Vegan Banana Cake Cream

Image by ExplorerBob from Pixabay

Calorie content per 100 grams
Calories: 87.39 kcal
Proteins: 1.32 g
Fat: 1.51 g
Carbohydrates: 16.94 g
Servings: 1

Rice flour 50 g.
Water 250 g.
Banana 200 g.
Vanilla to taste
Salt to taste
Stevia tablets 10 pcs.
Coconut oil 1 tsp

Cooking method:

  1. Pour water into a small saucepan and add rice flour, sweetener (I have stevia), salt, and vanilla. Stir well so that the rice flour does not lump.
  2. Put on high heat. When the mixture is warm, start stirring so that the rice does not settle to the bottom. When the mixture begins to thicken, reduce the heat to a minimum and stir very vigorously, not allowing the mass to stick to the bottom. Cook for 2 ~ 3 minutes.
  3. Remove the saucepan from the heat.
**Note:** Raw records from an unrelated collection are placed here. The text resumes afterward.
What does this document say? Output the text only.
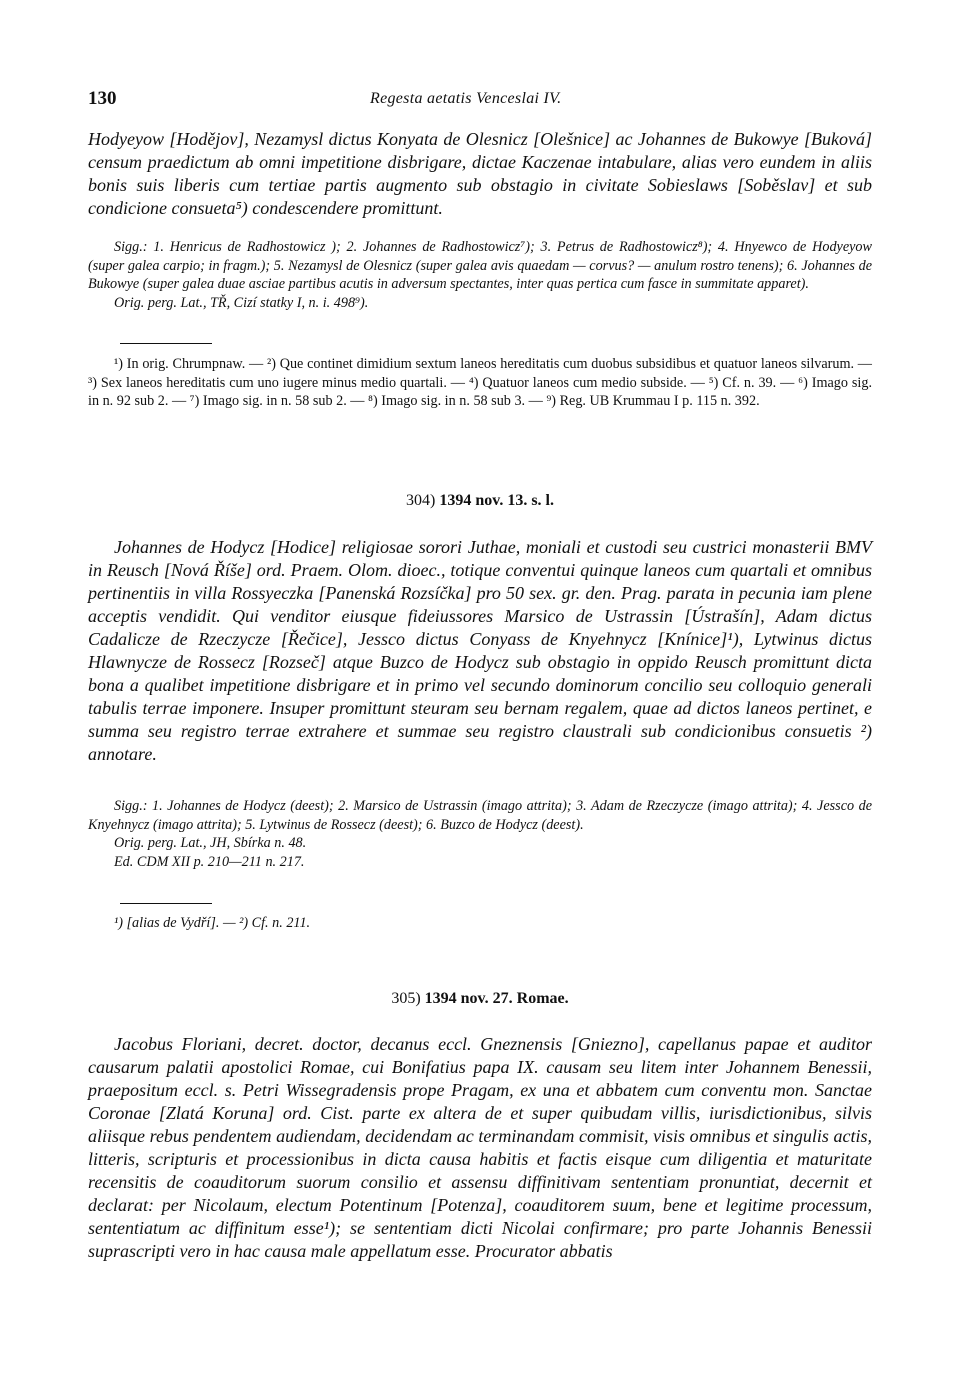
130	Regesta aetatis Venceslai IV.
Hodyeyow [Hodějov], Nezamysl dictus Konyata de Olesnicz [Olešnice] ac Johannes de Bukowye [Buková] censum praedictum ab omni impetitione disbrigare, dictae Kaczenae intabulare, alias vero eundem in aliis bonis suis liberis cum tertiae partis augmento sub obstagio in civitate Sobieslaws [Soběslav] et sub condicione consueta⁵) condescendere promittunt.

Sigg.: 1. Henricus de Radhostowicz ); 2. Johannes de Radhostowicz⁷); 3. Petrus de Radhostowicz⁸); 4. Hnyewco de Hodyeyow (super galea carpio; in fragm.); 5. Nezamysl de Olesnicz (super galea avis quaedam — corvus? — anulum rostro tenens); 6. Johannes de Bukowye (super galea duae asciae partibus acutis in adversum spectantes, inter quas pertica cum fasce in summitate apparet).

Orig. perg. Lat., TŘ, Cizí statky I, n. i. 498⁹).

¹) In orig. Chrumpnaw. — ²) Que continet dimidium sextum laneos hereditatis cum duobus subsidibus et quatuor laneos silvarum. — ³) Sex laneos hereditatis cum uno iugere minus medio quartali. — ⁴) Quatuor laneos cum medio subside. — ⁵) Cf. n. 39. — ⁶) Imago sig. in n. 92 sub 2. — ⁷) Imago sig. in n. 58 sub 2. — ⁸) Imago sig. in n. 58 sub 3. — ⁹) Reg. UB Krummau I p. 115 n. 392.

304) 1394 nov. 13. s. l.
Johannes de Hodycz [Hodice] religiosae sorori Juthae, moniali et custodi seu custrici monasterii BMV in Reusch [Nová Říše] ord. Praem. Olom. dioec., totique conventui quinque laneos cum quartali et omnibus pertinentiis in villa Rossyeczka [Panenská Rozsíčka] pro 50 sex. gr. den. Prag. parata in pecunia iam plene acceptis vendidit. Qui venditor eiusque fideiussores Marsico de Ustrassin [Ústrašín], Adam dictus Cadalicze de Rzeczycze [Řečice], Jessco dictus Conyass de Knyehnycz [Knínice]¹), Lytwinus dictus Hlawnycze de Rossecz [Rozseč] atque Buzco de Hodycz sub obstagio in oppido Reusch promittunt dicta bona a qualibet impetitione disbrigare et in primo vel secundo dominorum concilio seu colloquio generali tabulis terrae imponere. Insuper promittunt steuram seu bernam regalem, quae ad dictos laneos pertinet, e summa seu registro terrae extrahere et summae seu registro claustrali sub condicionibus consuetis ²) annotare.

Sigg.: 1. Johannes de Hodycz (deest); 2. Marsico de Ustrassin (imago attrita); 3. Adam de Rzeczycze (imago attrita); 4. Jessco de Knyehnycz (imago attrita); 5. Lytwinus de Rossecz (deest); 6. Buzco de Hodycz (deest).

Orig. perg. Lat., JH, Sbírka n. 48.

Ed. CDM XII p. 210—211 n. 217.

¹) [alias de Vydří]. — ²) Cf. n. 211.

305) 1394 nov. 27. Romae.
Jacobus Floriani, decret. doctor, decanus eccl. Gneznensis [Gniezno], capellanus papae et auditor causarum palatii apostolici Romae, cui Bonifatius papa IX. causam seu litem inter Johannem Benessii, praepositum eccl. s. Petri Wissegradensis prope Pragam, ex una et abbatem cum conventu mon. Sanctae Coronae [Zlatá Koruna] ord. Cist. parte ex altera de et super quibudam villis, iurisdictionibus, silvis aliisque rebus pendentem audiendam, decidendam ac terminandam commisit, visis omnibus et singulis actis, litteris, scripturis et processionibus in dicta causa habitis et factis eisque cum diligentia et maturitate recensitis de coauditorum suorum consilio et assensu diffinitivam sententiam pronuntiat, decernit et declarat: per Nicolaum, electum Potentinum [Potenza], coauditorem suum, bene et legitime processum, sententiatum ac diffinitum esse¹); se sententiam dicti Nicolai confirmare; pro parte Johannis Benessii suprascripti vero in hac causa male appellatum esse. Procurator abbatis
Place cling film on top of the cream so that there is no air gap, otherwise, a crust will form on the surface. Cool the cream to room temperature. Place the broken banana in the cream and beat it with a blender. You can add a teaspoon of coconut oil if desired.
  4. Place the cream in the refrigerator to harden even more. Now you can use the cream to make the cake.

You need to bake cakes for a cake and grease them with this cream.

11 thoughts on “Vegan Banana Cake Cream”

  1. Those look amazing, Nadiia. My daughter has a condition that does not allow for dairy, but she would like these. Thanks for sharing.